Poetry and Poetics
The cluster in poetry and poetics is composed by a heterogeneous group of faculty with a wide variety of interests and expertise. It comprises scholars of Renaissance drama and epic (Campana, Snow), eighteenth-, nineteenth-, and twentieth-century British and US literature (Morton, Regier, Wolfe), as well as creative writers who write poetry (Campana) and translators (Snow). Although these faculty members vary in their theoretical expertise and their approaches to literature and history, they all share a deep interest in the theoretical, practical, and historical study of poetic form and the poetics of meaning and language in other domains. How does poetic form evolve over time, what does it mean to study poetry (as opposed to, say, prose or instruction manuals). Can we develop a theory of poetry, or is the essence of poetry the kind of work that philosophy and theory cannot achieve on their own? These are just some of the many questions that the faculty in this cluster ask and develop, trying to understand poetry’s relevance for today’s literary studies, and how poetry serves as a particularly concentrated instance of the poetics that has long been considered central to literary and artistic meaning.

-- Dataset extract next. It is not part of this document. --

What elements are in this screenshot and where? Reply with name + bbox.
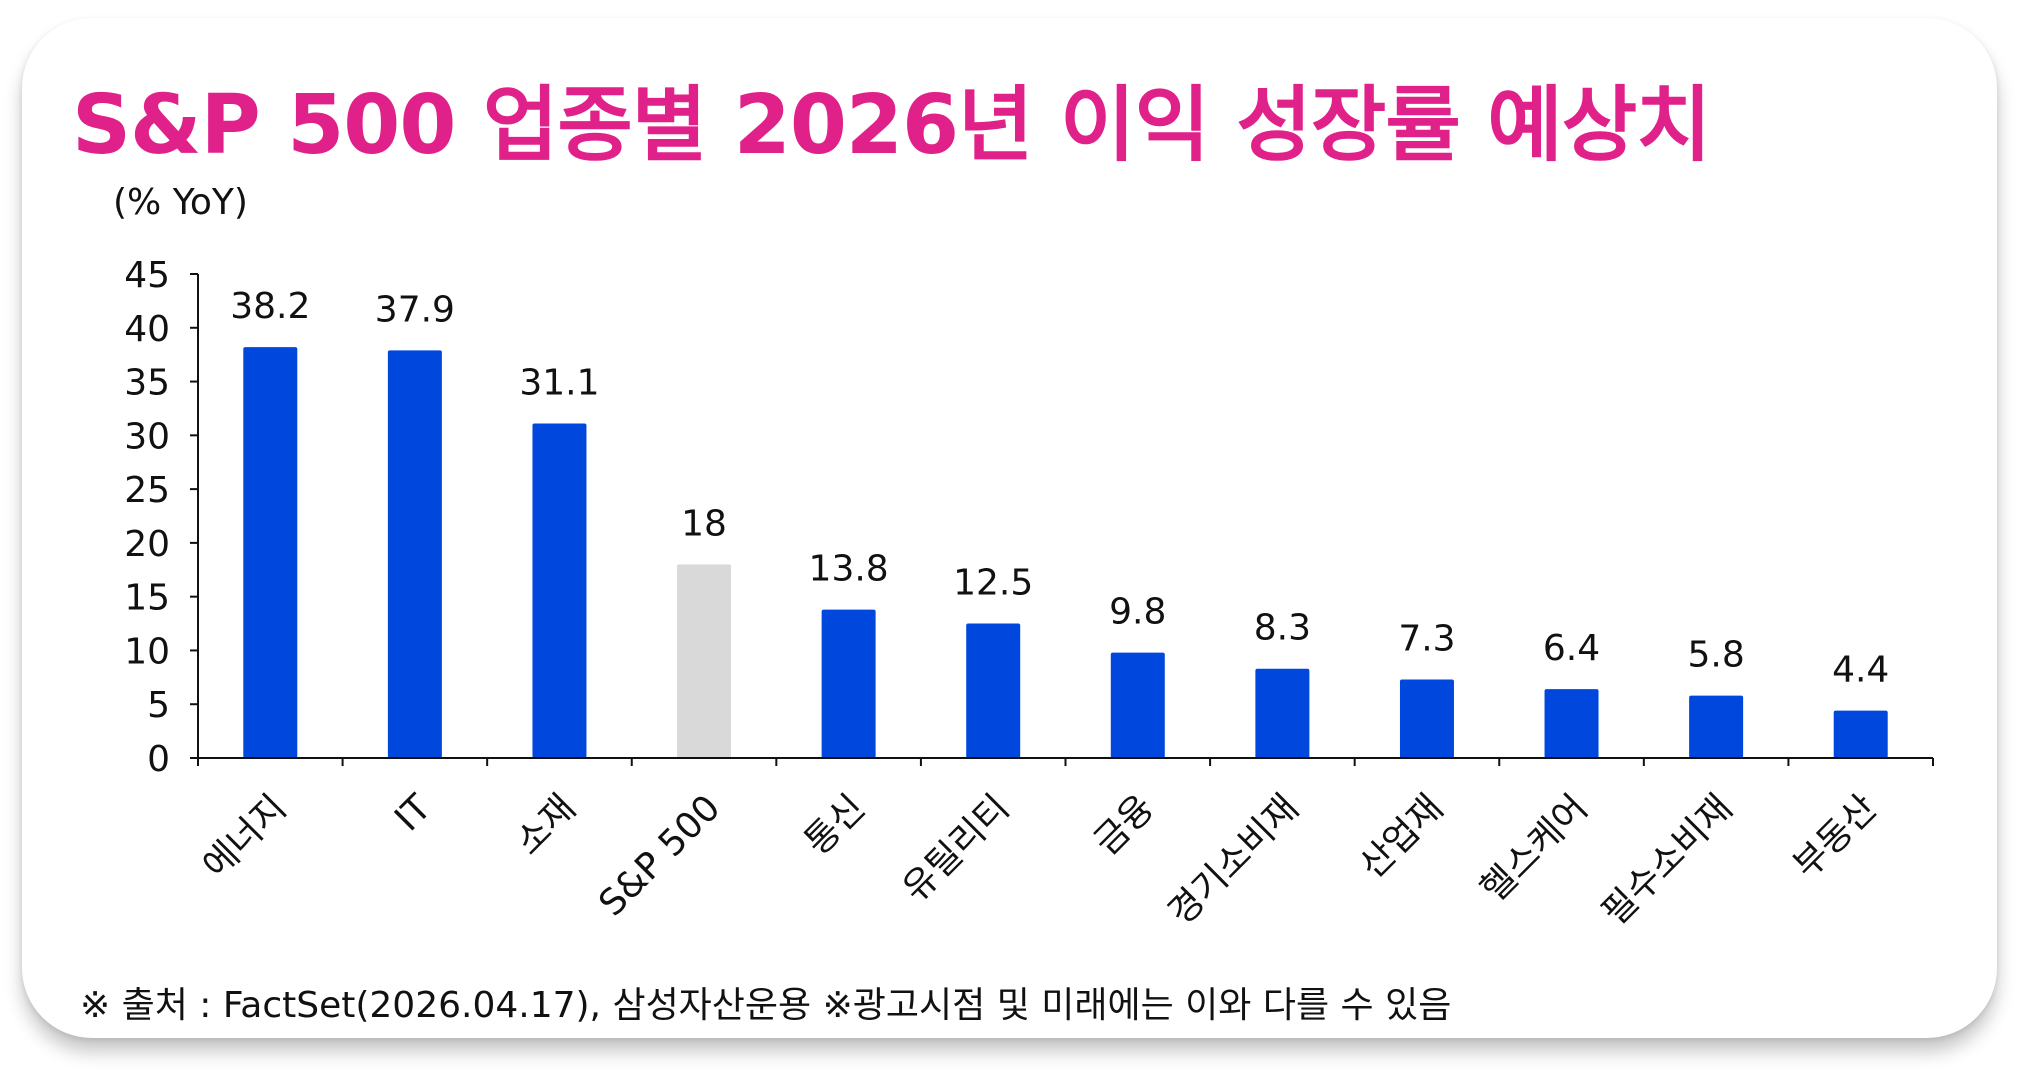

The courses taught by faculty in this cluster reflect the rich variety of textual and historical materials of poetry and poetics. They allow students to appreciate why poetics is such a diverse discipline that deeply shapes our understanding of what is literary and why we bother studying it. Recent seminars in the area of poetry and poetics have focused on topics and issues such as Forms of Poetry, Advanced Poetry Writing, Wordsworth; Romantic Poetry and Critique; Blake; Medieval and Early Modern Romance; Literary Forms in the Renaissance; Emersonian Romanticism and Its Inheritors; Victorian Poetry and Material Form; Genealogies of American Romanticism: Emerson and Stevens. Faculty in the Poetry and Poetics cluster have editorial roles in journals and presses such as Diacritics, New Formations, Studies in English Literature, the Posthumanities series at the University of Minnesota Press, Environmental Humanities, Antennae: The Journal of Nature in Visual Culture, and others.